Even Fritz' accusation of only listening to flattery/the wrong people shows up way earlier and when AW wants him to name names, Fritz only answers with "I see you want to involve me in a drawn-out argument, not happening, I'm done".
Now this is fascinating, and I can't make up my mind on various possibilities, such as:
1.) Fritz is simply evoking a trope. Which "you're listening to flattery/the wrong people" really really is for their day. It's the standard criticism of princes, both in and out of power. Of course, Fritz - who levels this charge at quite a number of princes, from Louis XV to the Hannover relations - prided himself on being immune to this, which is very much NOT what fond but critical observers like later Mitchell think (see his remarks on Fritz & the two Roman named guys, Lentulus & Quintus Icilius, for example). (And of course all the way back to the Crown Prince days, FW used this very trope against Fritz when accusing him of only listening to flatterers while disliking all his father's friends, etc. Always trust Fritz to reproduce his father's insults towards someone else.) Meaning: the reason why Fritz doesn't counter with specific names is that he can't think of any, he just used the trope.
2.) Fritz means Heinrich and wants to avoid another Heinrich argument. Argument for this: not just hindsight but contemporary sources like Tyrconnel, the French envoy after Valory, name Heinrich as the biggest influence on AW in the early 1750s. Argument against this: Fritz had no problem writing "Heinrich is your idol" and accusing AW of believing him over Fritz in the big 1749 argument. So why being coy this time around if Heinrich was whom he meant?
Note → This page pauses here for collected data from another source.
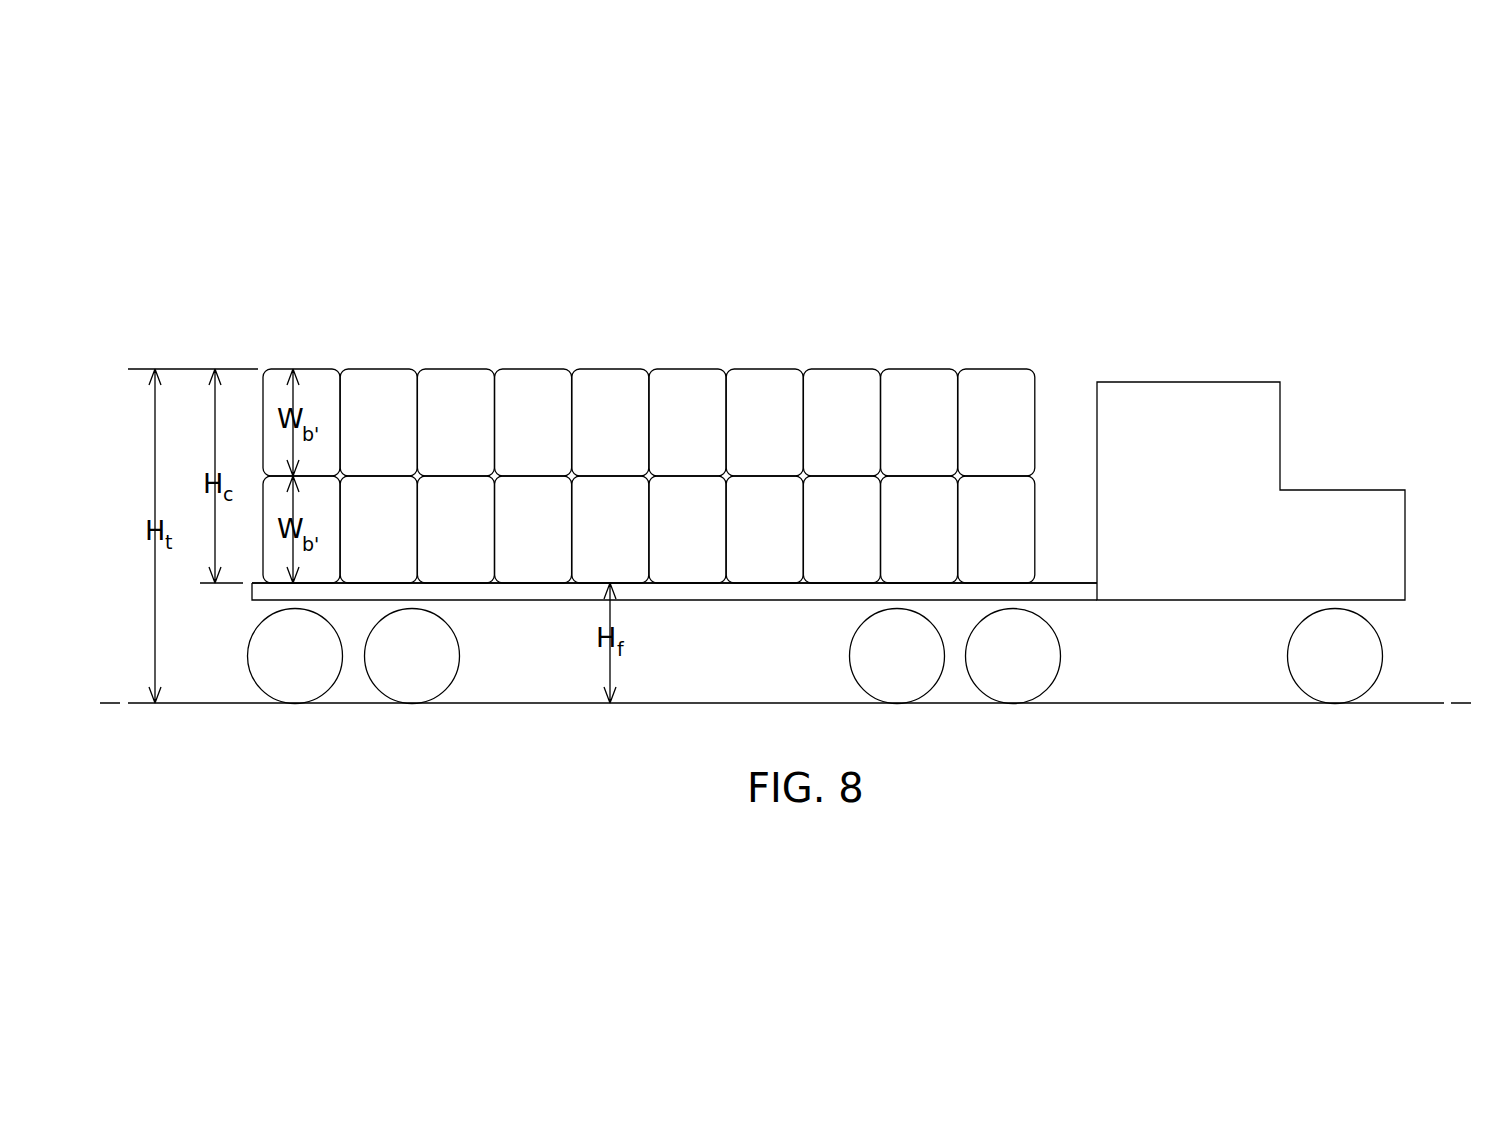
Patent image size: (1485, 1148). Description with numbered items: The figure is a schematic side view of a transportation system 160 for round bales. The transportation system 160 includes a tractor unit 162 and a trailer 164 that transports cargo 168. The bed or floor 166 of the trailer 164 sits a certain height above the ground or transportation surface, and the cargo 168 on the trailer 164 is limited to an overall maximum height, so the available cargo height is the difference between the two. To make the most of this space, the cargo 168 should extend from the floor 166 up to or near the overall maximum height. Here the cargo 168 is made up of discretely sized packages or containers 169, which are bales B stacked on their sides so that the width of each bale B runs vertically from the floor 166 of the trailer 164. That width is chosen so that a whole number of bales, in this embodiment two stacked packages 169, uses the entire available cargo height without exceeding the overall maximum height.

The transportation system 160 is at (827, 452).
The tractor unit 162 is at (1228, 408).
The trailer 164 is at (762, 599).
The bed or floor of the trailer 166 is at (673, 583).
The cargo 168 is at (649, 399).
The packages or containers 169 is at (752, 388).
The bale B is at (466, 393).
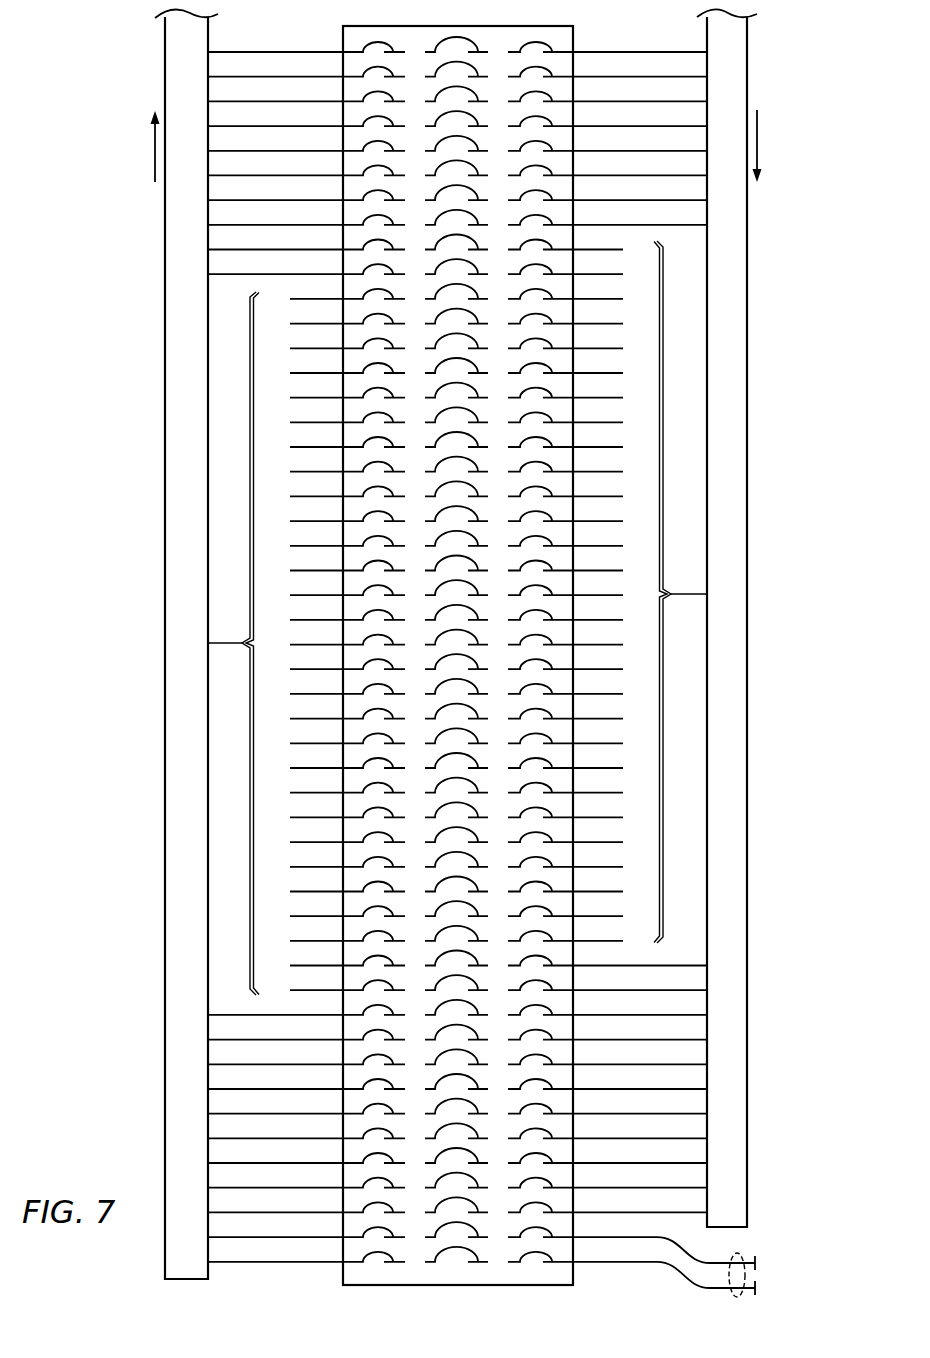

3.) Fritz means their dear departed father and is unable to say so because he KNOWS it would make him sound jealous. Because it was FW who declared, and not just once, that of all his children, AW was the one in whose future success and greatness he was confident.
4.) Fritz actually literally means what he says, people from AW's circle of friends. The problem here is the same as when Henri de Catt later reports him fuming against unnamed evil flatterers turning AW against him - why not call a spade a spade and say who? Also, if we go by those friends who were actually around AW till (nearly, since he self isolated in his last weeks) the end, other than family members and servants, these would be basically Isaac de Forcade (later appointed by Fritz as Hofmarschall to future FW2 after Borcke was fired, so hardly a suspect for anti-Fritzian sentiments to him) and Lehndorff (definitely someone prone to talk very complimentary to and about AW, but never encouraging him to feud with the King).
What do you think?
I was rather amused by a "the Stoics are tyrants, Epicurism all the way" letter from 1748. Unfortunately, Volz doesn't include the AW letter that prompted it (and Preuss has neither of them), but the context was Fritz taking the waters and everything that went with it, so I guess AW must have said something about Fritz' abstinence or something. Fritz then feels compelled to write a whole letter on natural drives and not suppressing them - he himself totally doesn't! - and I'm still wondering to what extent he's talking about sex here, when he lists hunger, sleep, and pleasure ("when our life and nature have accumulated surplus energy") as the three drives.
Ha. I'm having trouble not to read "pleasure" as sex in this context, either. BTW, two years later, AW discusses Epicure with Maupertuis in letters and unsuprisingly is pro Epicure, too. Maupertuis specifically points out that there are pleasures other than sex and argues that the enjoyment when listening to beautiful music, or reading books, or having interesting conversations may not be as strong as the one you have during sex with a lover, but on the plus side it doesn't weaken the body or distract the soul from duty, so these pleasures are preferable, Monseigneur. As to whether AW in 1750 instinctively defining pleasure as sexual pleasure until this is pointed out to him by Maupertuis supports or argues against Fritz using the term in the same sense - I could see it either way.